I've long thought that AP classes aren't quite what they're cracked up to be. Oh, don't get me wrong: They are more rigorous, and all the studies say that more difficult classes = better preparation for college work. BUT each college gets to decide what it will/won't accept FOR CREDIT. So your state's flagship college may flat out say, "We accept only grades of 5" or even "We don't accept any AP credits"; while the tiny private school that needs to work harder to recruit students will gladly award credit for a grade of 3. Also, some colleges allow students to move on to an upper level class but don't award , credit (so they might allow the student to move straight into Biology 1102, but they don't give credit for Biology 1101 -- thus, the student still needs 3 hours of elective credit). A friend of mine ended up in trouble because she thought (at graduation time) that she had 3 hours of credit for a high school AP class, but the Registrar's Office thought differently; they'd noted that she passed that class, but they didn't award her credit. It was a bad thing to discover as a college senior. Since students can't know where they're going to end up going to college, AP classes are a gamble. Teaching seniors, I hear lots of stories about this type of thing, and more often than not, it's "I'm glad I took AP Chem. I learned a great deal, but I'm not getting the credit I had expected for college." So take the classes, but take them because you want the extra challenge and preparation for college . . . if you end up with a college credit, that's just a bonus.
A more "sure thing" for credit-transfer is dual enrollment in the community colleges (taking a community college class during senior year).

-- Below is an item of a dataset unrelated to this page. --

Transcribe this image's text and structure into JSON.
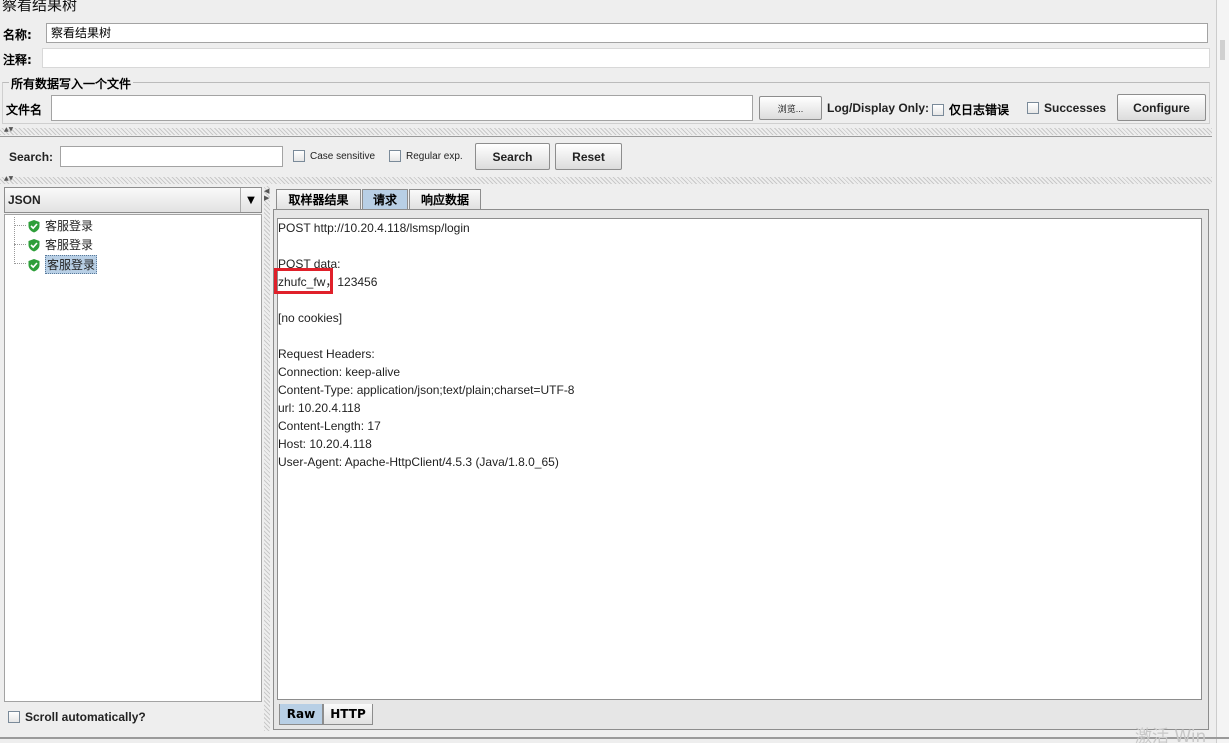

These are less rigorous than AP classes, but basic English 101 or College Algrebra 101 is going to transfer. These classes transfer into the college as credit classes, but they do not help or hurt the college GPA.
School systems do set their own grading scales, but individual teachers can't do that. Around here, all the high schools are on the 7-point scale (93+ is an A, 86+ is a B, etc.), while colleges are on a 10-point scale (90+ is an A, 80+ is a B, etc.). Who decided that? I dunno, but it's been that way all my life.
All schools do not rank students. All schools do not even recognize valedictorian and saluditorian. It's because the difference between #1 and #2 is often so slight that many people complain. Personally, I think it's just one more thing in a long line of failed attempts to help kids' self-esteem. Know who agrees with me? My friend whose son was #3 in the class and just barely, barely, barely missed out on sitting on the stage at graduation and making a speech.